Ensemble Theatre and Theatre Royal York’s musical production The Restoration of Nell Gywn by Steve Trafford takes us back to a bawdy but dangerous time in England’s royal court.
Giant Cherry Productions also return, following up their sell-out run of The Glass Protégé with a revival of the hilarious Hello Norma Jean by Dylan Costello – which considers the very real possibility of Marilyn Monroe living incognito in Essex today.
Produced by Attic Theatre Company, new drama Beacons by Tabitha Mortiboy takes us on an atmospheric and sometimes haunting journey through love and loss on the cliffs of Beachy Head.
Social media is at the fingertips of children of all ages now, and PMJ Productions’ timely response is Sket by first time playwright Maya Sondhi, which follows a group of young people through the trials and tribulations of selfies and sexting – and examines the consequences.
Award winning, prolific producer Guy Masterson brings his double bill of exquisite, sharp plays Absolution by Owen O’Neill and Bill Clinton Hercules by Rachel Mariner with Masterson directing both.
Park90’s season concludes with Shock Box Theatre’s production of Happy To Help by Michael Ross, a quick-witted, fast-paced, biting satire set in a fictional supermarket chain.
Artistic director Jez Bond said: “At Park Theatre we are committed to presenting world class theatre, and collaborating with the finest existing and emerging talent right in the heart of Finsbury Park.
“Our last season delivered phenomenal successes with sell out runs for new plays The Gathered Leaves and An Audience With Jimmy Savile, and I’m confident that this new season of work will challenge, entertain and stimulate audiences old and new.
“It’s important to all of us here that Park Theatre is accessible to all.

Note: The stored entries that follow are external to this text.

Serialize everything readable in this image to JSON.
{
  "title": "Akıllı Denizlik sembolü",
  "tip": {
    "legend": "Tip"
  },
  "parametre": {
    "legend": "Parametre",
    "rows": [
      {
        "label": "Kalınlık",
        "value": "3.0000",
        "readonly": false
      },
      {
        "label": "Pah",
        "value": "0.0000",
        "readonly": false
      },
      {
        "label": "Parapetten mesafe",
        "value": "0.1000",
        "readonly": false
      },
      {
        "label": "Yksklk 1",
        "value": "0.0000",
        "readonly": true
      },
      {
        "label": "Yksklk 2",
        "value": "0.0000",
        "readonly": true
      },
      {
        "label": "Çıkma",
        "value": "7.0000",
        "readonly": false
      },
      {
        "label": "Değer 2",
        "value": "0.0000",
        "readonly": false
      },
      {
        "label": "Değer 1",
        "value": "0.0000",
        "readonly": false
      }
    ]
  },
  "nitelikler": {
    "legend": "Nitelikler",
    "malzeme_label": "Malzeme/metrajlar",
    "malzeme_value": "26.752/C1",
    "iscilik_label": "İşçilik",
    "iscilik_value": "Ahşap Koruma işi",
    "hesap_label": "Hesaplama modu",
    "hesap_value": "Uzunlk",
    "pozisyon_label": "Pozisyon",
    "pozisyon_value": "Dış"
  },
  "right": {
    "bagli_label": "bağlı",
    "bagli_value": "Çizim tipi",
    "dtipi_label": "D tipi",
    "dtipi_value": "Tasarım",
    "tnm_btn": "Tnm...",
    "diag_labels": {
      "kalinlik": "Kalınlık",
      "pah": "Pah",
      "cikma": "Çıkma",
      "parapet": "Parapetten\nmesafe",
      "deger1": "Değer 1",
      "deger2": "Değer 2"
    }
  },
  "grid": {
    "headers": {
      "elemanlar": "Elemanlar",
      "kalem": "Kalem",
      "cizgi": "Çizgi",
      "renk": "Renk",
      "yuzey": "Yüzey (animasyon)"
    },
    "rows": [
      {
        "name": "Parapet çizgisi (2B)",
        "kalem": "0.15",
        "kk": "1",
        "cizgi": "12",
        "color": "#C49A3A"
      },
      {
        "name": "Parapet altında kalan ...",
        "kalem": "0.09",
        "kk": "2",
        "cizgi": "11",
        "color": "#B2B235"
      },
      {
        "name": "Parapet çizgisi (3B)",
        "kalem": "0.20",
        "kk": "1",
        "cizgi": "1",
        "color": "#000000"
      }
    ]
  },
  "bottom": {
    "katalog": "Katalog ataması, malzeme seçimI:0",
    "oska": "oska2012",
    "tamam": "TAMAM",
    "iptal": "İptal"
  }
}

We’ve just launched ‘Park Young Patrons’ to encourage more young people to engage with our work, and we’re continually fundraising to keep ticket prices low and to enable us to provide more Creative Learning projects for the community.
“We’re continually evolving as a building, and this autumn we’ll be improving the ticket buying process with the introduction of a dedicated box office in the foyer.”